The education I received at UNR was a great foundation for my career. From combat patrols in Afghanistan in the early 2010s as a social-cultural research manager, over fact-finding missions in Eastern Europe about the emerging “Russian threat” in 2016 as a military analyst, to battlefield studies and leader development on battlefields throughout the world as a facilitator, to supporting documentaries, to editing and writing a variety of Army publications and history books as a historian; the value of a solid education in history is priceless. You might not end up as a historian (I was lucky!) but the skills, insights and lessons you gain will be invaluable for your future career and life! “History Matters!” is not just a simple slogan for me but words of progress and action!”

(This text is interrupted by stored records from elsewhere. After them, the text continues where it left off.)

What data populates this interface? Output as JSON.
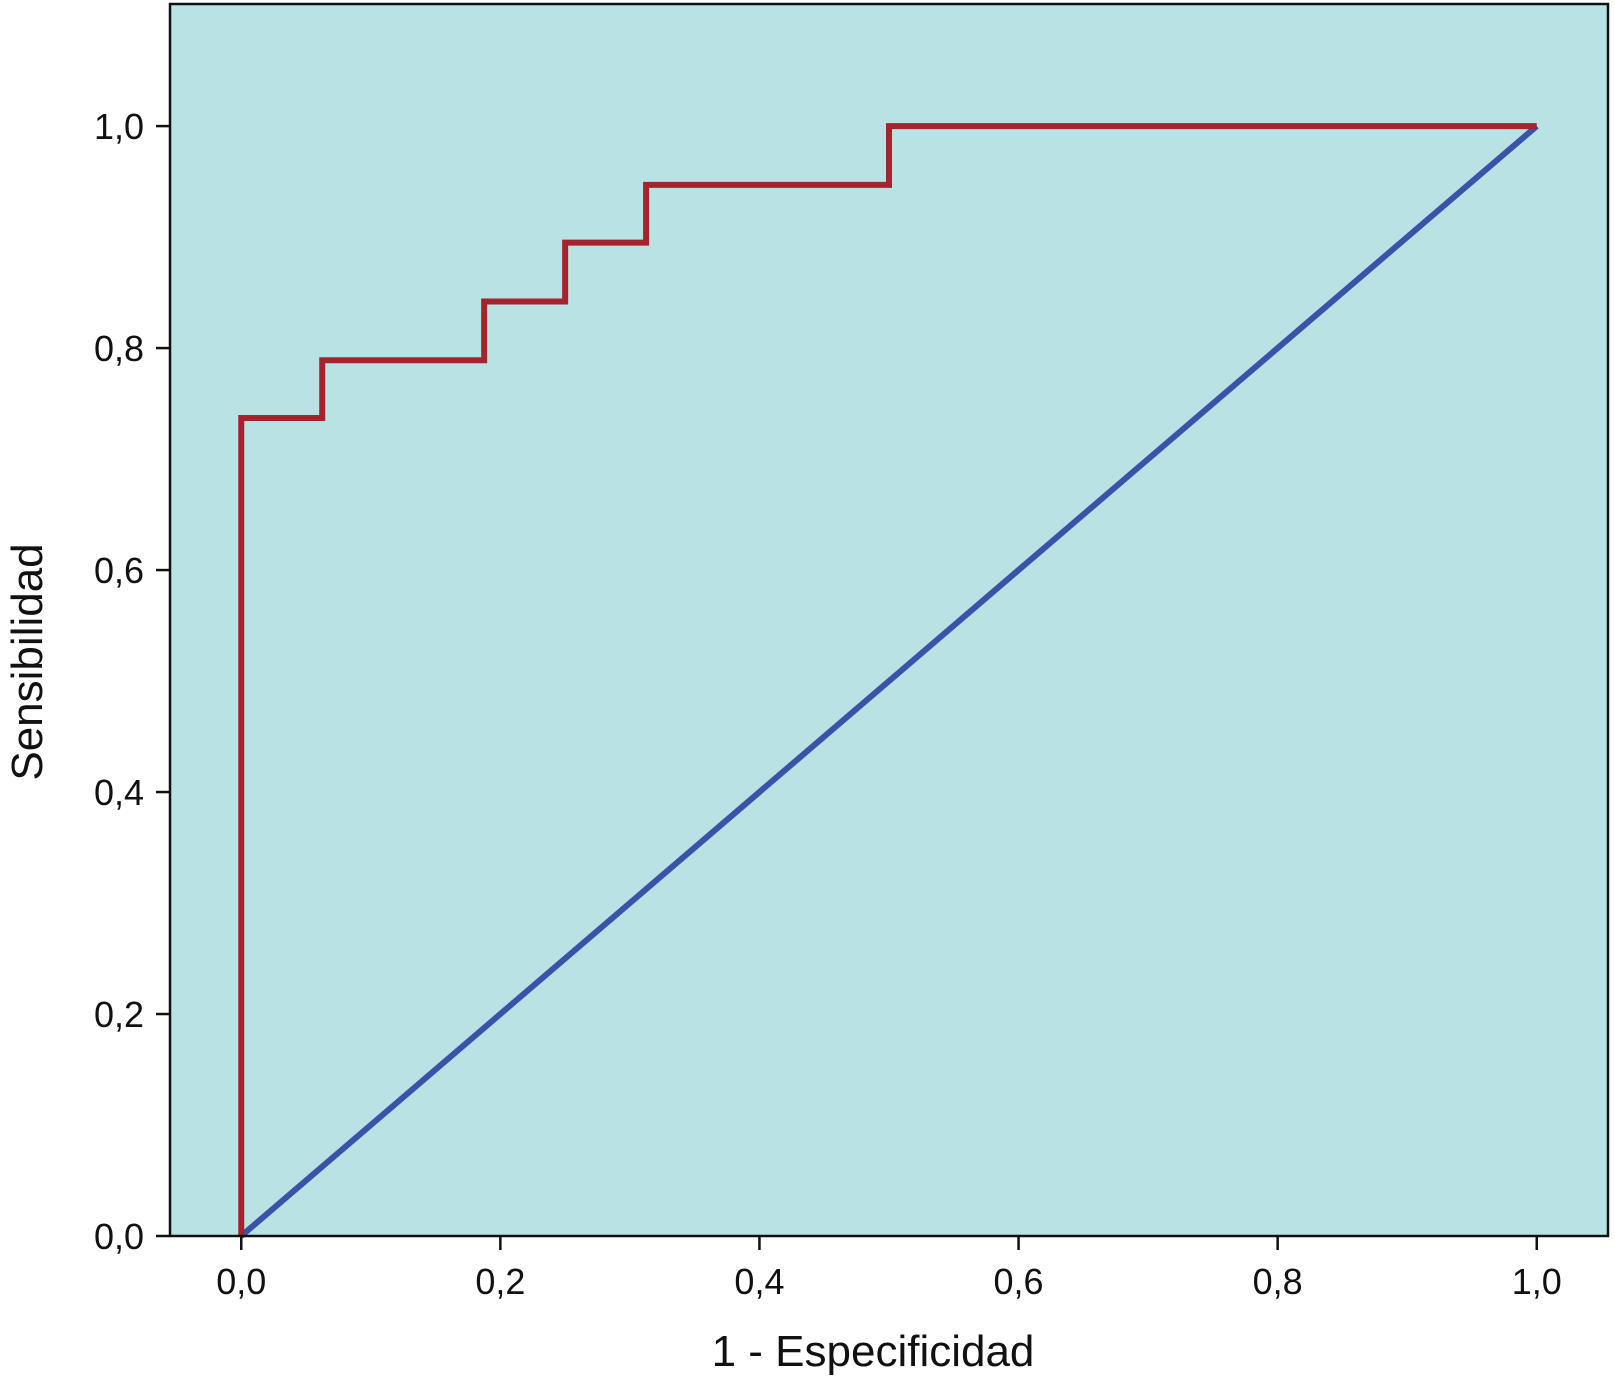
{
  "chart_data": {
    "type": "line",
    "xlabel": "1 - Especificidad",
    "ylabel": "Sensibilidad",
    "xlim": [
      -0.055,
      1.055
    ],
    "ylim": [
      0,
      1.11
    ],
    "xticks": [
      "0,0",
      "0,2",
      "0,4",
      "0,6",
      "0,8",
      "1,0"
    ],
    "yticks": [
      "0,0",
      "0,2",
      "0,4",
      "0,6",
      "0,8",
      "1,0"
    ],
    "grid": false,
    "background_color": "#b9e2e4",
    "series": [
      {
        "color": "#a5232a",
        "x": [
          0.0,
          0.0,
          0.0625,
          0.0625,
          0.1875,
          0.1875,
          0.25,
          0.25,
          0.3125,
          0.3125,
          0.5,
          0.5,
          1.0
        ],
        "y": [
          0.0,
          0.737,
          0.737,
          0.789,
          0.789,
          0.842,
          0.842,
          0.895,
          0.895,
          0.947,
          0.947,
          1.0,
          1.0
        ]
      },
      {
        "color": "#3a53a8",
        "x": [
          0.0,
          1.0
        ],
        "y": [
          0.0,
          1.0
        ]
      }
    ]
  }
}
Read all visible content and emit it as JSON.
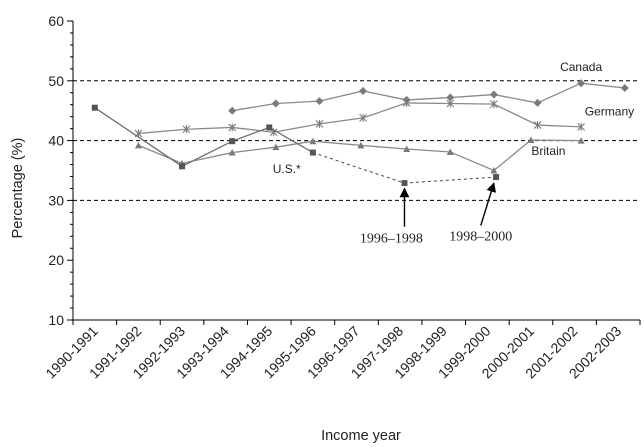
{
  "chart_data": {
    "type": "line",
    "xlabel": "Income year",
    "ylabel": "Percentage (%)",
    "ylim": [
      10,
      60
    ],
    "yticks": [
      10,
      20,
      30,
      40,
      50,
      60
    ],
    "grid": "dashed horizontal lines at 30, 40, 50",
    "categories": [
      "1990-1991",
      "1991-1992",
      "1992-1993",
      "1993-1994",
      "1994-1995",
      "1995-1996",
      "1996-1997",
      "1997-1998",
      "1998-1999",
      "1999-2000",
      "2000-2001",
      "2001-2002",
      "2002-2003"
    ],
    "series": [
      {
        "name": "Canada",
        "marker": "diamond",
        "color": "#7a7a7a",
        "points": [
          [
            3.15,
            45.0
          ],
          [
            4.15,
            46.2
          ],
          [
            5.15,
            46.6
          ],
          [
            6.15,
            48.3
          ],
          [
            7.15,
            46.8
          ],
          [
            8.15,
            47.2
          ],
          [
            9.15,
            47.7
          ],
          [
            10.15,
            46.3
          ],
          [
            11.15,
            49.6
          ],
          [
            12.15,
            48.8
          ]
        ]
      },
      {
        "name": "Germany",
        "marker": "asterisk",
        "color": "#7a7a7a",
        "points": [
          [
            1.0,
            41.2
          ],
          [
            2.1,
            41.9
          ],
          [
            3.15,
            42.2
          ],
          [
            4.1,
            41.4
          ],
          [
            5.15,
            42.8
          ],
          [
            6.15,
            43.8
          ],
          [
            7.15,
            46.3
          ],
          [
            8.15,
            46.2
          ],
          [
            9.15,
            46.1
          ],
          [
            10.15,
            42.6
          ],
          [
            11.15,
            42.3
          ]
        ]
      },
      {
        "name": "Britain",
        "marker": "triangle",
        "color": "#7a7a7a",
        "points": [
          [
            1.0,
            39.2
          ],
          [
            2.0,
            36.2
          ],
          [
            3.15,
            38.0
          ],
          [
            4.15,
            38.9
          ],
          [
            5.0,
            39.9
          ],
          [
            6.1,
            39.2
          ],
          [
            7.15,
            38.6
          ],
          [
            8.15,
            38.1
          ],
          [
            9.15,
            35.0
          ],
          [
            10.0,
            40.1
          ],
          [
            11.15,
            40.0
          ]
        ]
      },
      {
        "name": "U.S.*",
        "marker": "square",
        "color": "#555555",
        "points": [
          [
            0.0,
            45.5
          ],
          [
            2.0,
            35.7
          ],
          [
            3.15,
            39.9
          ],
          [
            4.0,
            42.2
          ],
          [
            5.0,
            38.0
          ],
          [
            7.1,
            32.9
          ],
          [
            9.2,
            33.9
          ]
        ],
        "dashed_from_index": 4
      }
    ],
    "series_labels": [
      {
        "text": "Canada",
        "x": 11.15,
        "y": 51.6,
        "series": "Canada"
      },
      {
        "text": "Germany",
        "x": 11.8,
        "y": 44.2,
        "series": "Germany"
      },
      {
        "text": "Britain",
        "x": 10.4,
        "y": 37.6,
        "series": "Britain"
      },
      {
        "text": "U.S.*",
        "x": 4.4,
        "y": 34.6,
        "series": "U.S.*"
      }
    ],
    "annotations": [
      {
        "text": "1996–1998",
        "x": 6.8,
        "y": 23.0,
        "arrow_from": [
          7.1,
          25.6
        ],
        "arrow_to": [
          7.1,
          32.0
        ]
      },
      {
        "text": "1998–2000",
        "x": 8.85,
        "y": 23.3,
        "arrow_from": [
          8.85,
          25.8
        ],
        "arrow_to": [
          9.15,
          32.9
        ]
      }
    ]
  }
}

As an undergraduate, I made the decision to major in history simply because I liked the subject. I had some great history teachers in high school who went beyond just having us memorize dates and I had a vague idea of following in their footsteps. I wanted to be the “cool” history teacher who actually made class fun, engaging and relevant, helping students see how history shapes our lives in the present.
Over the years my priorities changed and I decided being a high school teacher wasn’t the right path for me. However, I am still incredibly glad I stuck with history as a major because it helped me develop skills that I literally use every single day, in both my professional and personal life. Sometimes I utilize the actual knowledge that I gained in classes - I work for an international affairs school and it’s helpful to know how social, cultural and political trends have changed over time to impact the way people and countries interact with each other. But the most important skill my history degree taught me is the ability to think critically and carefully about the world around me. A globally connected internet means that we have more access to more knowledge than anyone else in human history. This means we need to be really good at interpreting that knowledge, determining what information is legitimate and what is false or even dangerous. My history degree gave me the skills to do this and as a result I feel very comfortable making decisions for myself about what information to trust.
If you are interested in learning more about how our current world works, history is absolutely the right major for you. The history faculty at the University of Nevada, Reno are fantastic and they will give you all the tools you need to be a well-informed global citizen.